1. ‘Meer transparantie en duidelijkheid’

In het eerste punt van de folder (zie de volledige folder onderaan) wordt de
onduidelijkheid van de huidige situatie in verband gebracht met het gebrek aan transparantie  in de voedselketen. Dat is volkomen
juist. Alleen is het zo dat ons huidige economische bestel slechts kan bestaan
bij de gratie van dit gebrek aan transparantie. Alleen ze valt er immers met
prijzen te manipuleren.

Dit is een essentieel element in de concurrentiestrijd
tussen bedrijven die voedsel verwerken en verhandelen. Daaruit blijkt al dat de
nodige transparantie in de vrijemarkteconomie niet zomaar te realiseren zal
zijn. 

Vervolgens komt
de vraag wie voor de voedselverspilling verantwoordelijk  is. Ook die vraag is natuurlijk essentieel, maar vanaf hier
loopt het betoog van de foldertekst zorgvuldig om het pijnlijke punt heen. Dat
luidt namelijk dat wij als consumenten zoniet het grootste, dan toch een zeer groot
gedeelte van die verantwoordelijkheid dragen.

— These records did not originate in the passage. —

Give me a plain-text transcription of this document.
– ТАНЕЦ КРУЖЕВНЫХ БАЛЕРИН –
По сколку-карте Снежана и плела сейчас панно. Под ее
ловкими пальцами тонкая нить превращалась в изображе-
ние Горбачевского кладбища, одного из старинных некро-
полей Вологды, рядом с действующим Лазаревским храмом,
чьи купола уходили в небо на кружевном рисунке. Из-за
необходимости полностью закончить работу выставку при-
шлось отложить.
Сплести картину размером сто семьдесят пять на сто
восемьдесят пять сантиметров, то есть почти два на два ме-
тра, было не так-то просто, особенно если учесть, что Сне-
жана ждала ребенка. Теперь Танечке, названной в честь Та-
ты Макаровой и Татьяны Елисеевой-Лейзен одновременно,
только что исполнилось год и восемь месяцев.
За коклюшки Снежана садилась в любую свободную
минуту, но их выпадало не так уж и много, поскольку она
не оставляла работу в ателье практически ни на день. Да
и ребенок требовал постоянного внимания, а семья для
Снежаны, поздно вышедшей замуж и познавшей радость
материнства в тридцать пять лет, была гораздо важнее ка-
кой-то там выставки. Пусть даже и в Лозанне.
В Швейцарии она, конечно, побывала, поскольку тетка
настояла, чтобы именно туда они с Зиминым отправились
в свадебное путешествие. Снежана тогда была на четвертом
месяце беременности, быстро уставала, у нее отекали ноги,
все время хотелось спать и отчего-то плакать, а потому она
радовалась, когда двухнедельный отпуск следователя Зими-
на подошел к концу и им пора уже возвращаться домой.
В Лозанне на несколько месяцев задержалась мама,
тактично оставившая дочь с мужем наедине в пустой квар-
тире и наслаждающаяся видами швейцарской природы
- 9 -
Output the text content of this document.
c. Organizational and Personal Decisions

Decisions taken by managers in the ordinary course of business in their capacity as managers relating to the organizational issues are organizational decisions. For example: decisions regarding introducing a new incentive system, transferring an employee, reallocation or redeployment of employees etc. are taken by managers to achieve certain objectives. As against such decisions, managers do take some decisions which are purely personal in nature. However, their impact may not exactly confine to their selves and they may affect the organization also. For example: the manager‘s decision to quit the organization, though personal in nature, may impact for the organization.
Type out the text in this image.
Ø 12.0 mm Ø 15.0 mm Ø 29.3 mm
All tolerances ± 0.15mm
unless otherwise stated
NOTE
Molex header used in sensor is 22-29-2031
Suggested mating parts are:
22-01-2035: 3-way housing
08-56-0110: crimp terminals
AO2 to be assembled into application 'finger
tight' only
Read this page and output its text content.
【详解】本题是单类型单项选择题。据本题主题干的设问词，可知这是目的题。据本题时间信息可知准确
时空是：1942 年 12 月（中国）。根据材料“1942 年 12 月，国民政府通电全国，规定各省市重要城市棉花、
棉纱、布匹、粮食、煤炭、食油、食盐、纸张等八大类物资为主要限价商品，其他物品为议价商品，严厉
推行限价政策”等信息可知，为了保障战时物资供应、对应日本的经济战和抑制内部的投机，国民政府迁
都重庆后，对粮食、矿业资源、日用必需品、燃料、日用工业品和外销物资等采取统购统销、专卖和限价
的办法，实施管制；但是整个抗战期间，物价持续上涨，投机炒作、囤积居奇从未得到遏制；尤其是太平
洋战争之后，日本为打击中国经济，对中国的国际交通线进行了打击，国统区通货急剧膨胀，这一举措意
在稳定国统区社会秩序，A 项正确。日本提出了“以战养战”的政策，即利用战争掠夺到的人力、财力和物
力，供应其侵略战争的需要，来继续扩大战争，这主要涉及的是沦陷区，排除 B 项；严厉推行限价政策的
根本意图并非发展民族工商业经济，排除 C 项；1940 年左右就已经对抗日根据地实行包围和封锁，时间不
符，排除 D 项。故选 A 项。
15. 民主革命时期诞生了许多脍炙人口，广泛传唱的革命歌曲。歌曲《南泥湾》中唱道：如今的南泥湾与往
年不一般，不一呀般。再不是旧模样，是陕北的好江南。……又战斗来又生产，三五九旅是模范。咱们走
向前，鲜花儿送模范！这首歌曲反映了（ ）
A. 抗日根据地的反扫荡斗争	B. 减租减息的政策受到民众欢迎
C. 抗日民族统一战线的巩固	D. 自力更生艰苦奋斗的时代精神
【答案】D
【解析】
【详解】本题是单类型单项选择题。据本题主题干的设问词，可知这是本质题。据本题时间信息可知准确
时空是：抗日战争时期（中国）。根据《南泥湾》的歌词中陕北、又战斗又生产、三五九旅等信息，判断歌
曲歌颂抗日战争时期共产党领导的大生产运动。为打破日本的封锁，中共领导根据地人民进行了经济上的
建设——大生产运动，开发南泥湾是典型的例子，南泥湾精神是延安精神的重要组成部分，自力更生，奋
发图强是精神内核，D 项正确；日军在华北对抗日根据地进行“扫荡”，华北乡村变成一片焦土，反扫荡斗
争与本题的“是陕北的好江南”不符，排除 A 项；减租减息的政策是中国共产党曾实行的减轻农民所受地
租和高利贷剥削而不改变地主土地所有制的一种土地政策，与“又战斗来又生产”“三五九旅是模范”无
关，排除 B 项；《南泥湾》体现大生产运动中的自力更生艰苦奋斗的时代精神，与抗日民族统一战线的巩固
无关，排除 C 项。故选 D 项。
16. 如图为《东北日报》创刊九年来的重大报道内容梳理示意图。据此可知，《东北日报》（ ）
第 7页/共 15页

Volgens die redenering zijn het vooral
onze eisen en verwachtingen als klanten ten aanzien van de handel die het
probleem in het leven roepen en in stand houden. In de klassieke handel moet
immers alles wat ik als klant eventueel aan voedsel nodig zou kunnen hebben, op
elk moment en direct uit voorraad leverbaar zijn, zonder dat daar van mijn kant
enige vorm van actieve verbinding of betrokkenheid tegenover staat. 

Het is opmerkelijk
dat we in de tekst zinswendingen in de passieve vorm aantreffen zoals “… in
kaart gebracht worden,
… efficiënt aangepakt worden” in plaats van “… zoeken naar manieren en vormen waarmee wij  het probleem kunnen aanpakken”.
Consumenten spelen in de gangbare economische verhoudingen slechts een passieve
rol als afnemers en de auteurs van 11-11-11 stellen dat niet in vraag. 

2. ‘Duidelijke afspraken maken en doen naleven’

Dit punt begint
met een duidelijke en absoluut correcte stelling: je kunt voedselverspilling
niet vermijden zonder afspraken te maken. In feite is dit de sleutelzin van het hele
betoog. Die uitspraak blijft krachteloos als je er niet de logische
consequentie uit trekt, namelijk dat we onze economie zelf dan eveneens structureel  moeten organiseren op basis van afspraken. Dat
gaat echter alleen als je bereid bent de huidige vrijemarktstructuur met zijn
concurrentie los te laten. 

Deze omslag in
het denken ontbreekt echter volledig in de folder van 11.11.11. Er komt geen
oproep om te onderzoeken op welke manier wij als consumenten, handelaren en
producenten tot goede afspraken zouden kunnen komen. In plaats daarvan komt de
gebruikelijke ‘deus ex machina’ ten tonele: de overheid  moet toezien op het naleven van afspraken, die niet gemaakt
kunnen worden bij gebrek aan de daartoe nodige structuren! 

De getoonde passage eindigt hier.